11. Il direttore del personale mi ha comminato il minimo della pena e siamo anche un po’
diventati amici.
1. Nel mese di dicembre i nostri giovani capi hanno stabilito che tutti i giorni i funzionari
commerciali tra le 19 e le 20,30 dovevano a turno connettersi in call conference per 20 minuti per
raccontare al nostro coordinatore come era andata la giornata e cosa avremmo fatto il giorno
dopo.
2. Il 20 dicembre, dopo avere salutato alle 18 il mio coordinatore, raccontatogli che non era
successo niente di speciale, sono uscito dall’ufficio e sono andato a cena da amici. Alle 20 ho
trovato un suo messaggio che mi aspettava in call conference.
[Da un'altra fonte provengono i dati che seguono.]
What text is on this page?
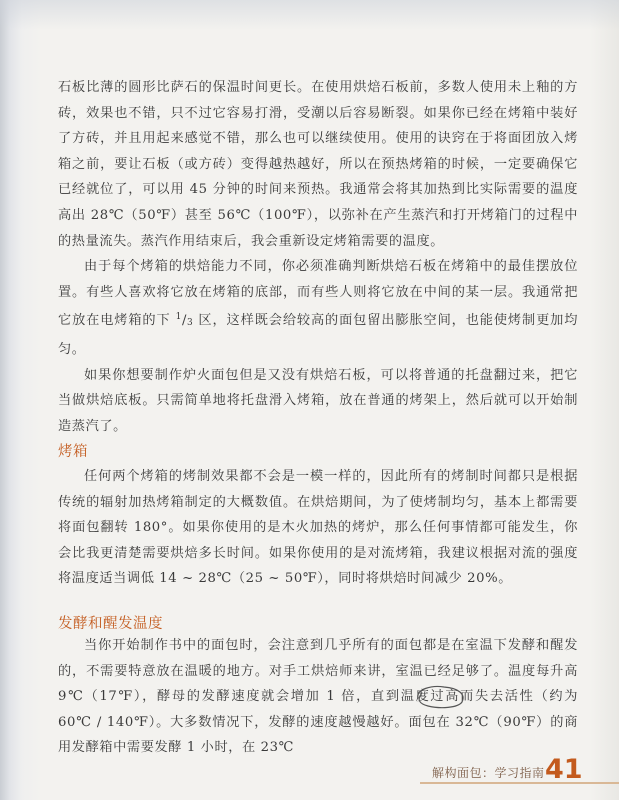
石板比薄的圆形比萨石的保温时间更长。在使用烘焙石板前，多数人使用未上釉的方砖，效果也不错，只不过它容易打滑，受潮以后容易断裂。如果你已经在烤箱中装好了方砖，并且用起来感觉不错，那么也可以继续使用。使用的诀窍在于将面团放入烤箱之前，要让石板（或方砖）变得越热越好，所以在预热烤箱的时候，一定要确保它已经就位了，可以用 45 分钟的时间来预热。我通常会将其加热到比实际需要的温度高出 28℃（50℉）甚至 56℃（100℉），以弥补在产生蒸汽和打开烤箱门的过程中的热量流失。蒸汽作用结束后，我会重新设定烤箱需要的温度。

由于每个烤箱的烘焙能力不同，你必须准确判断烘焙石板在烤箱中的最佳摆放位置。有些人喜欢将它放在烤箱的底部，而有些人则将它放在中间的某一层。我通常把它放在电烤箱的下 $^1/_3$ 区，这样既会给较高的面包留出膨胀空间，也能使烤制更加均匀。

如果你想要制作炉火面包但是又没有烘焙石板，可以将普通的托盘翻过来，把它当做烘焙底板。只需简单地将托盘滑入烤箱，放在普通的烤架上，然后就可以开始制造蒸汽了。

烤箱

任何两个烤箱的烤制效果都不会是一模一样的，因此所有的烤制时间都只是根据传统的辐射加热烤箱制定的大概数值。在烘焙期间，为了使烤制均匀，基本上都需要将面包翻转 180°。如果你使用的是木火加热的烤炉，那么任何事情都可能发生，你会比我更清楚需要烘焙多长时间。如果你使用的是对流烤箱，我建议根据对流的强度将温度适当调低 14 ~ 28℃（25 ~ 50℉），同时将烘焙时间减少 20%。

发酵和醒发温度

当你开始制作书中的面包时，会注意到几乎所有的面包都是在室温下发酵和醒发的，不需要特意放在温暖的地方。对手工烘焙师来讲，室温已经足够了。温度每升高 9℃（17℉），酵母的发酵速度就会增加 1 倍，直到温度过高而失去活性（约为 60℃ / 140℉）。大多数情况下，发酵的速度越慢越好。面包在 32℃（90℉）的商用发酵箱中需要发酵 1 小时，在 23℃

解构面包：学习指南 41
Gli ho scritto che mi scusavo ma
che ero andato di corsa alla partita e che non ero riuscito a chiamarlo.
3. Siamo cosi arrivati alla fine dell’anno: ho raggiunto un risultato pari al 160% rispetto all’anno
precedente e al 55% del budget.
4. Il 12 gennaio mi ha convocato il direttore del personale dicendomi che le cose non andavano
bene e che l’azienda avrebbe preferito che mi dimettessi incentivandomi con qualche mese di
buona uscita.
5. Ho risposto che io stavo benissimo dove stavo e che avevo anche raccolto la fiducia dei miei
colleghi che mi stavano per eleggere rappresentante sindacale.
6. Il capo del personale mi ha proposto due anni di buona uscita.
7. Ho considerato che in due anni di lavoro avrei guadagnato come 4 e che avendo una rete
sociale di protezione e appartenenza collettiva potevo accettare di buon grado.
8. Alla fine del colloquio il capo del personale mi ha chiesto “com’e’ andata la partita che hai
visto?”
9. Il giorno dopo la firma avevo un altro lavoro, stavo sollevato e un pochettino più ricco.
Dedicato a tutti quelli che parlano dell’articolo 18 e non sanno a cosa serve. Io sono fortunato
perché l’ho imparato piuttosto bene.
P.S. Nella Spagna di Rajoy io avrei ricevuto un mese di buona uscita a prescindere e mi sarei
indignato. Oggi sto sereno e ringrazio tanto la Cgil di esistere (anche se non è il massimo).